Abstract

Different from the previous video coding standards that employ fixed-size coding blocks (and macroblocks), the latest high efficiency video coding (HEVC) introduces a quadtree structure to represent variable-size coding blocks in the coding loop. The main objective of this study is to investigate a novel way to reuse these variable-size blocks to represent the foreground objects in the picture. Towards this end, this paper proposes three methods, i.e., flagging the blocks lying in the object regions flagging compression blocks (FCB), adding an object tree in each Coding Tree Unit to describe the objects' shape in it additional object tree (AOT) and confining the block splitting procedure to fit the object shape confining by shape (CBS). Among them, FCB and CBS add a flag bit in the syntax description of the block to indicate whether it lies in the objects region, while AOT adds a separate quadtree to represent the objects.
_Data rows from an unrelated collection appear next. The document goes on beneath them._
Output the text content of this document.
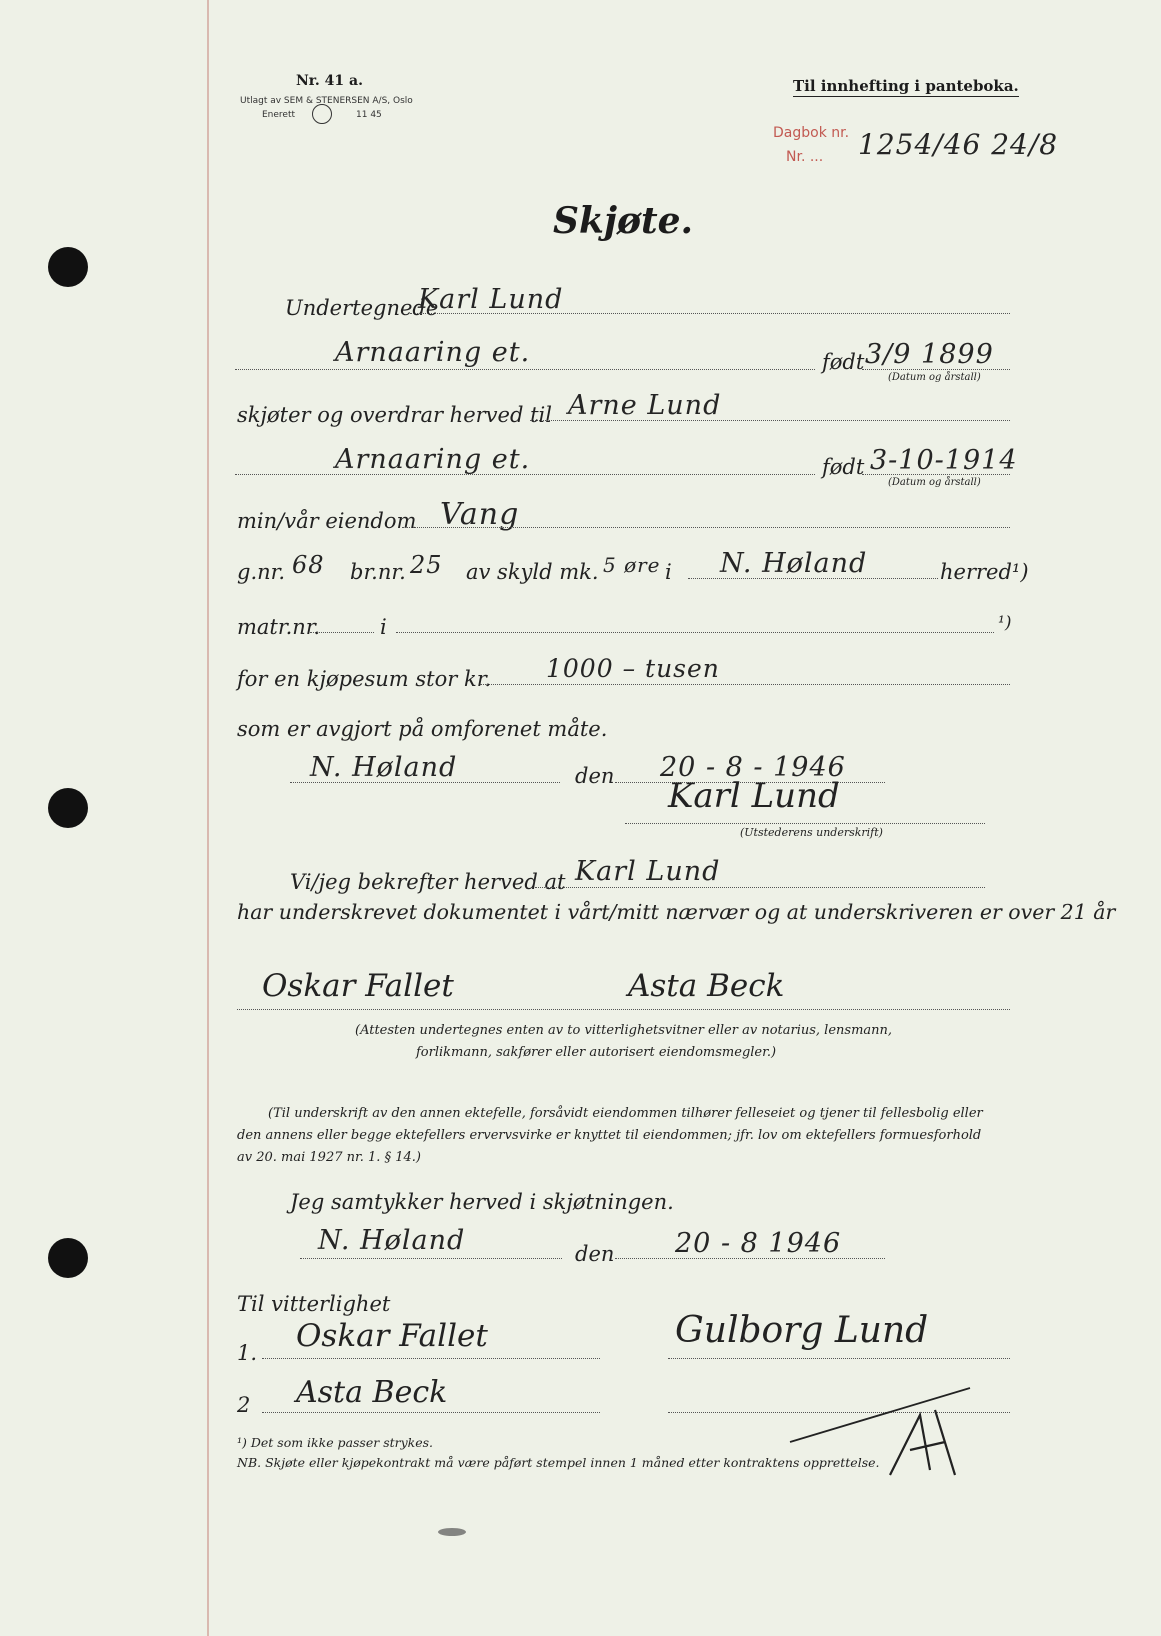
Nr. 41 a.
Utlagt av SEM & STENERSEN A/S, Oslo
Enerett	11 45
Til innhefting i panteboka.
Dagbok nr.
Nr. ... 1254/46 24/8
Skjøte.
Undertegnede
Karl Lund
Arnaaring et.	født 3/9 1899
(Datum og årstall)
skjøter og overdrar herved til Arne Lund
Arnaaring et.	født 3-10-1914
(Datum og årstall)
min/vår eiendom Vang
g.nr. 68 br.nr. 25 av skyld mk. 5 øre i N. Høland	herred¹)
matr.nr.	i	¹)
for en kjøpesum stor kr. 1000 – tusen
som er avgjort på omforenet måte.
N. Høland	den 20 - 8 - 1946
Karl Lund
(Utstederens underskrift)
Vi/jeg bekrefter herved at Karl Lund
har underskrevet dokumentet i vårt/mitt nærvær og at underskriveren er over 21 år
Oskar Fallet	Asta Beck
(Attesten undertegnes enten av to vitterlighetsvitner eller av notarius, lensmann,
forlikmann, sakfører eller autorisert eiendomsmegler.)
(Til underskrift av den annen ektefelle, forsåvidt eiendommen tilhører felleseiet og tjener til fellesbolig eller
den annens eller begge ektefellers ervervsvirke er knyttet til eiendommen; jfr. lov om ektefellers formuesforhold
av 20. mai 1927 nr. 1. § 14.)
Jeg samtykker herved i skjøtningen.
N. Høland	den 20 - 8 1946
Til vitterlighet
1. Oskar Fallet	Gulborg Lund
2 Asta Beck
¹) Det som ikke passer strykes.
NB. Skjøte eller kjøpekontrakt må være påført stempel innen 1 måned etter kontraktens opprettelse.
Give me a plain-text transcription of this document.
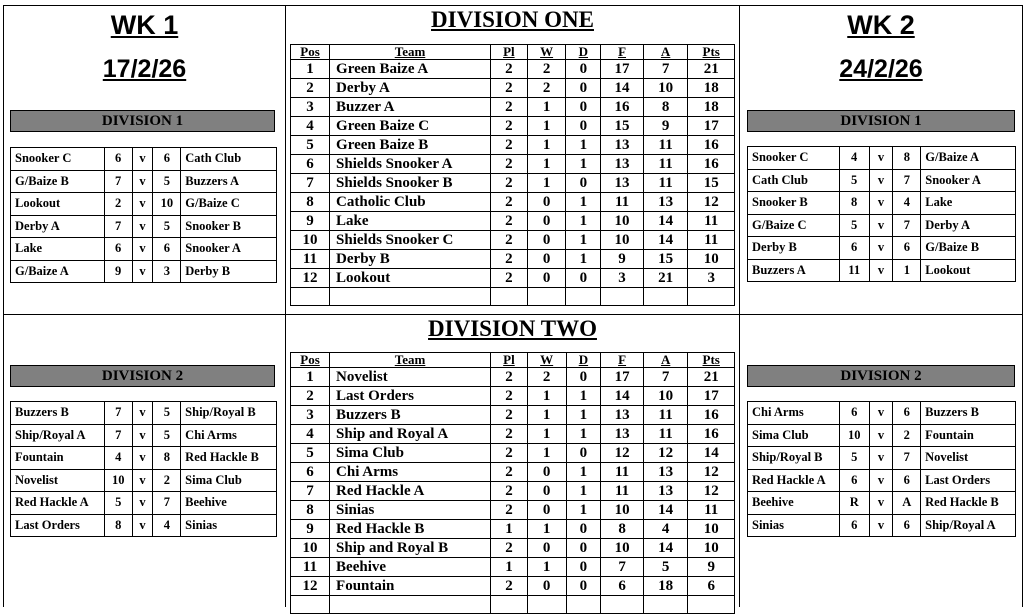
WK 1
17/2/26
DIVISION 1
Snooker C	6	v	6	Cath Club
G/Baize B	7	v	5	Buzzers A
Lookout	2	v	10	G/Baize C
Derby A	7	v	5	Snooker B
Lake	6	v	6	Snooker A
G/Baize A	9	v	3	Derby B
DIVISION 2
Buzzers B	7	v	5	Ship/Royal B
Ship/Royal A	7	v	5	Chi Arms
Fountain	4	v	8	Red Hackle B
Novelist	10	v	2	Sima Club
Red Hackle A	5	v	7	Beehive
Last Orders	8	v	4	Sinias
WK 2
24/2/26
DIVISION 1
Snooker C	4	v	8	G/Baize A
Cath Club	5	v	7	Snooker A
Snooker B	8	v	4	Lake
G/Baize C	5	v	7	Derby A
Derby B	6	v	6	G/Baize B
Buzzers A	11	v	1	Lookout
DIVISION 2
Chi Arms	6	v	6	Buzzers B
Sima Club	10	v	2	Fountain
Ship/Royal B	5	v	7	Novelist
Red Hackle A	6	v	6	Last Orders
Beehive	R	v	A	Red Hackle B
Sinias	6	v	6	Ship/Royal A
DIVISION ONE
Pos	Team	Pl	W	D	F	A	Pts
1	Green Baize A	2	2	0	17	7	21
2	Derby A	2	2	0	14	10	18
3	Buzzer A	2	1	0	16	8	18
4	Green Baize C	2	1	0	15	9	17
5	Green Baize B	2	1	1	13	11	16
6	Shields Snooker A	2	1	1	13	11	16
7	Shields Snooker B	2	1	0	13	11	15
8	Catholic Club	2	0	1	11	13	12
9	Lake	2	0	1	10	14	11
10	Shields Snooker C	2	0	1	10	14	11
11	Derby B	2	0	1	9	15	10
12	Lookout	2	0	0	3	21	3

DIVISION TWO
Pos	Team	Pl	W	D	F	A	Pts
1	Novelist	2	2	0	17	7	21
2	Last Orders	2	1	1	14	10	17
3	Buzzers B	2	1	1	13	11	16
4	Ship and Royal A	2	1	1	13	11	16
5	Sima Club	2	1	0	12	12	14
6	Chi Arms	2	0	1	11	13	12
7	Red Hackle A	2	0	1	11	13	12
8	Sinias	2	0	1	10	14	11
9	Red Hackle B	1	1	0	8	4	10
10	Ship and Royal B	2	0	0	10	14	10
11	Beehive	1	1	0	7	5	9
12	Fountain	2	0	0	6	18	6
For all these methods, the additional bits are then fed into the HEVC entropy coding module to compress. As such, the representation of visual objects in the pictures can be implemented in the HEVC coding loop by reusing the variable-size blocks and entropy coding, without additional coding tools. The experiments on six manually-segmented HEVC testing sequences (three in 1080P and three in 720P) demonstrate the feasibility and effectiveness of our proposal. To represent the objects in the 1080P testing sequences, the BD rate increases of FCB, AOT, and CBS over the HEVC anchor are 1.57%, 3.27%, and 5.93% respectively; while for the 720P conference videos, those are 4.57%, 17.23%, and 26.93% (note that the average bitrate of the anchor is only 1009 kb/s).